Yes, it can be done after the fact. You can close the disc with a DVD
burning program (Nero) and a DVDR drive, or your set-top box probably has
some option to do it.
Greg
----- Original Message -----
From: Steve Tomporowski
To: The Hardware List
Sent: Saturday, March 04, 2006 7:31 PM
Subject: Re: [H] DVD Formats
Hmm, is there a way to either read an unclosed disk or close it after the
fact?
Steve
On 3/4/06, FORC5 <[EMAIL PROTECTED] > wrote:
disk not closed most likely, my mom had the same problem with a go video
unit.
At 05:58 PM 3/4/2006, Greg Sevart Poked the stick with:
My guess would be that it is either using packet writing (unlikely), or the
disc isn't closed.
----- Original Message ----- From: Steve Tomporowski
To: The Hardware List
Sent: Saturday, March 04, 2006 6:53 PM
Subject: [H] DVD Formats
I'm just starting to look into this, but maybe someone here knows the
answer already.
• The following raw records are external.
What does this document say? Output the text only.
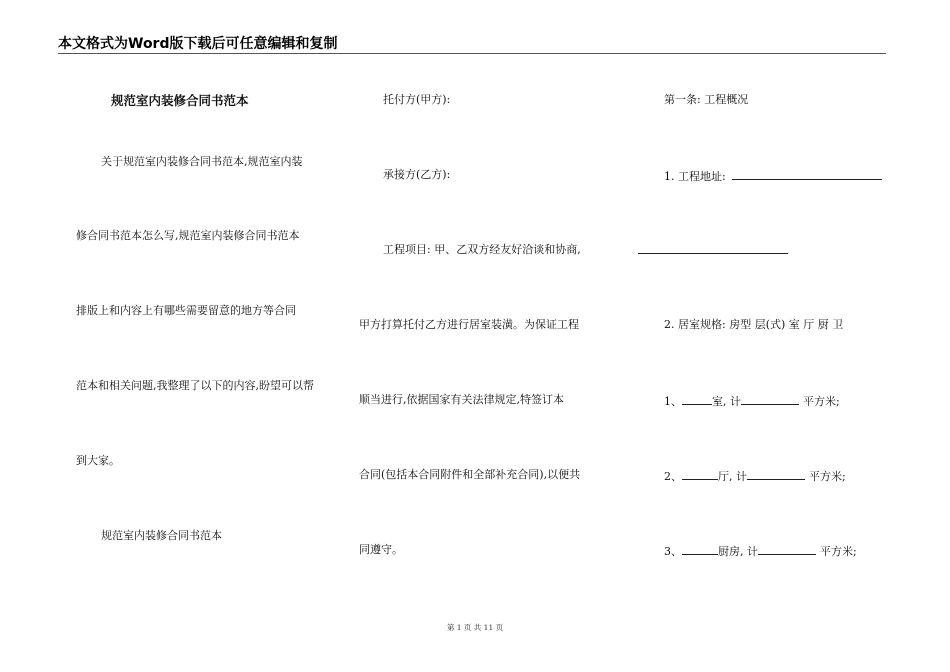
本文格式为Word版下载后可任意编辑和复制
规范室内装修合同书范本
关于规范室内装修合同书范本,规范室内装
修合同书范本怎么写,规范室内装修合同书范本
排版上和内容上有哪些需要留意的地方等合同
范本和相关问题,我整理了以下的内容,盼望可以帮
到大家。
规范室内装修合同书范本
托付方(甲方):
承接方(乙方):
工程项目: 甲、乙双方经友好洽谈和协商,
甲方打算托付乙方进行居室装潢。为保证工程
顺当进行,依据国家有关法律规定,特签订本
合同(包括本合同附件和全部补充合同),以便共
同遵守。
第一条: 工程概况
1. 工程地址:
2. 居室规格: 房型 层(式) 室 厅 厨 卫
1、	室, 计	平方米;
2、	厅, 计	平方米;
3、	厨房, 计	平方米;
第 1 页 共 11 页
I have a set-top DVD Burner, a Samsung DVD-R120. Got it
for only 80 bucks and used it hooked up to a VCR to copy over tapes. Does
a pretty good job. However, I recently slapped it into my computer
(actually both computers) and neither sees the disk at all. Doesn't play
and won't show up any file listing (MCE just hangs). Do set-top DVD
recorders use some sort of different format? I'm using the same disks for
all my DVD burners (-R).
Thanks....Steve
--
Tallyho ! ]:8)
Taglines below !
--
If you NEED to count your money, you're not really rich.